Tameka* was a high school student who was enrolled in one of those special programs for delinquent students. She’d arrive at noon and leave by three and would be on campus with no books and no backpack. Tameka had only a pencil in one hand and three sheets of folded paper in the other. All of it — school and these instruments — was a weighty load for her to carry.
I was an eleventh-grader with a different kind of load. I carried my life in my backpack — 25 extra pounds of textbooks, notepads, pencils, tampons, snacks, and my stories — all on my shoulders, already weighing on me. And on Fridays and after school, we’d lose those burdens and dance in the outdoor lunch area together. Always hip-hop, always jumping and swirling, rolling and pop-locking, our scrunchied ponytails swinging in brush strokes, painting musical notes in the air.
So I was surprised to see Tameka one Tuesday morning at 7 a.m. I had arrived early for basketball practice and found her walking through our dance space, carrying a large tree branch. “Hey, Meka,” I said.
She seemed extraordinarily happy to see me, hugs and smiles, a departure from the serious expressions we’d make during our dance-offs, when we’d talk to each other saying, “Gurl, this …” and “Gurl, that …” We were from the suburbs and learned how to speak that way from watching the movie New Jack City, the same way the white kids had.
Tameka told me she was looking for Darnell.
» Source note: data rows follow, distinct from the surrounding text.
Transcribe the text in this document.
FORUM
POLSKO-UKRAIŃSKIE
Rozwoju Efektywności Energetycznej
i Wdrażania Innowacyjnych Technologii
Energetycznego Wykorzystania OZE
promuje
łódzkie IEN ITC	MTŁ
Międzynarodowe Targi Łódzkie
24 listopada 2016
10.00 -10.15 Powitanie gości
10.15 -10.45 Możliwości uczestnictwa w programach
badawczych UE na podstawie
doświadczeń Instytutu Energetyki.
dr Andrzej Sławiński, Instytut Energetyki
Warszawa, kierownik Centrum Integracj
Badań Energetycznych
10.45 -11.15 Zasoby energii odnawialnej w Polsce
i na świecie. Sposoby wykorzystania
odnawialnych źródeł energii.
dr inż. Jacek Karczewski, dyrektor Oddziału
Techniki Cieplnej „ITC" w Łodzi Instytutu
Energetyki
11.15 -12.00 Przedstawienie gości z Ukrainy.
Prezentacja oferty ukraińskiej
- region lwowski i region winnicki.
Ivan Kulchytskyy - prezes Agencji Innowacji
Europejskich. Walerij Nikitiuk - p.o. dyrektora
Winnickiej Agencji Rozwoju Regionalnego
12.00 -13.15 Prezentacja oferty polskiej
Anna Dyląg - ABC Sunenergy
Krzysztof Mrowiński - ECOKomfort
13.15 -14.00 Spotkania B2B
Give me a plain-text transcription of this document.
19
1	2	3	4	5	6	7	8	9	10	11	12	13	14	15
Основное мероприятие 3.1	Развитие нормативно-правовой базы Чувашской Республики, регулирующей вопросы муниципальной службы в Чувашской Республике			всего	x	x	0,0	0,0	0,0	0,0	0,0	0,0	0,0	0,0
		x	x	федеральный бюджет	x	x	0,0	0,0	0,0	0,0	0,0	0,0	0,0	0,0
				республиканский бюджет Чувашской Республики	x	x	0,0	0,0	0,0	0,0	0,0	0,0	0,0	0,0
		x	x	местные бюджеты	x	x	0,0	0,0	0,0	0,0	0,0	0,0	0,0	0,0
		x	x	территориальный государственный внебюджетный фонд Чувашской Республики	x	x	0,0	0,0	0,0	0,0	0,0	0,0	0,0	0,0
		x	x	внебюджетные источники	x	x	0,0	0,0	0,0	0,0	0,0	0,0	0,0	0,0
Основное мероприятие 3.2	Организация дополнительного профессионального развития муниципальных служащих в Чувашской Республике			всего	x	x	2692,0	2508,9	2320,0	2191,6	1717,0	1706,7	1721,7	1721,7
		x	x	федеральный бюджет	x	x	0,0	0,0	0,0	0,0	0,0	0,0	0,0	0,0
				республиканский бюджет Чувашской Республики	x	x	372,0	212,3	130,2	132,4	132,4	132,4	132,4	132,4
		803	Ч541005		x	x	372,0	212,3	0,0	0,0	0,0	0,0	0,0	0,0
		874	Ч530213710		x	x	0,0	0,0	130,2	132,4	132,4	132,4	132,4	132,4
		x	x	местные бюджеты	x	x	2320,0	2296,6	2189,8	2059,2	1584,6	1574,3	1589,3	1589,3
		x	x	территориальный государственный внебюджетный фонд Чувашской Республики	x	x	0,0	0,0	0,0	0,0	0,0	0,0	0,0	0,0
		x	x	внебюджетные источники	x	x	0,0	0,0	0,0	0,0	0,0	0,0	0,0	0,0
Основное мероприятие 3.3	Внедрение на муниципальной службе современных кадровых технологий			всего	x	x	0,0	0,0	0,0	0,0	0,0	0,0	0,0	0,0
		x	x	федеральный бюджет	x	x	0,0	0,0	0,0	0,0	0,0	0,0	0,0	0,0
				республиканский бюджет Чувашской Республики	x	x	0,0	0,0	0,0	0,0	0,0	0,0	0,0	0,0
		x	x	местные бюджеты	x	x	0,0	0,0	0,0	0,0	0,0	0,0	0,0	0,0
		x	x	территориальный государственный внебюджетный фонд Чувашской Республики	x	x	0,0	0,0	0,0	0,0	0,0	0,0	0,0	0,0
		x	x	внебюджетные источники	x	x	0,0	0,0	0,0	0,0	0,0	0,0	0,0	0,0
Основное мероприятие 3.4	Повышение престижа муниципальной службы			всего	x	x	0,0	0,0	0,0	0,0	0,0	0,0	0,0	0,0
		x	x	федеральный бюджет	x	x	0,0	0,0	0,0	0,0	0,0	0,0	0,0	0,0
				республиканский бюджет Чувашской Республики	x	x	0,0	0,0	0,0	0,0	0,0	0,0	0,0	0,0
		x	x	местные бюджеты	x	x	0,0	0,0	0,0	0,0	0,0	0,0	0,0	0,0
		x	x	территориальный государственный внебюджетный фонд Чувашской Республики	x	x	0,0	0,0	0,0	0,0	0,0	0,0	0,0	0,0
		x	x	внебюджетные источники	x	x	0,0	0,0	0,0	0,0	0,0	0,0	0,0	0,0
Saying his name made her suddenly angry. That’s when I noticed her gold hoop earrings were already taken off and her braids were pulled back into her dance-off ponytail. She said, “Grab a stick and come with us.”
When she said us, Heather and Kristy came from another part of the lunch area and joined us there — Heather, a redhead, and Kristy, a blonde. They had already picked out their own large sticks.
“What are y’all doing?” I said.
“We’re gonna beat his ass,” Tameka said. “Then we’re going to beat Mr. L’s* ass.”
“Coach?” I said. Darnell was often getting expelled and suspended, fighting and bullying people, but Mr. L was the track coach and people liked him — students and faculty. He was one of the most popular and dedicated teachers at the high school. He’d take students home from school when their parents no-showed or were coming too late from work. None of us ever had to sit alone in the dark waiting to be picked up.
“Here,” Tameka said, “take my stick. I’ll find another one.” I held her tree branch loosely in my hand as she searched the dry patches next to the lunch area.
I waited for her, bounced my backpack higher over my shoulders. “You’re seriously going to beat down Coach?” I said.
“And Darnell,” she said. “He messed with Kristy’s sister.”
“Shouldn’t we just tell the school dean? I can tell my counselor, Ms. B.”
“Does that mean you’re not coming?” Tameka said. Her expression transformed into her dance-off mask.
“I have to go to practice,” I said, handing back her branch, foreseeing a consequence to my own safety elsewhere, but I didn’t say that. Instead, I said, “I don’t want to get dropped from the team.”
“Come on,” she told the others. “Let’s wait for them on the track field. They both go that way from the parking lot.”
After that day, I didn’t see any of them for months. Darnell I saw the next day, his eye bruised, his elbows scraped, still talking mess to everybody, especially intimidating the girls with what he thought were gifts to us: promises and stories about the feats of his penis.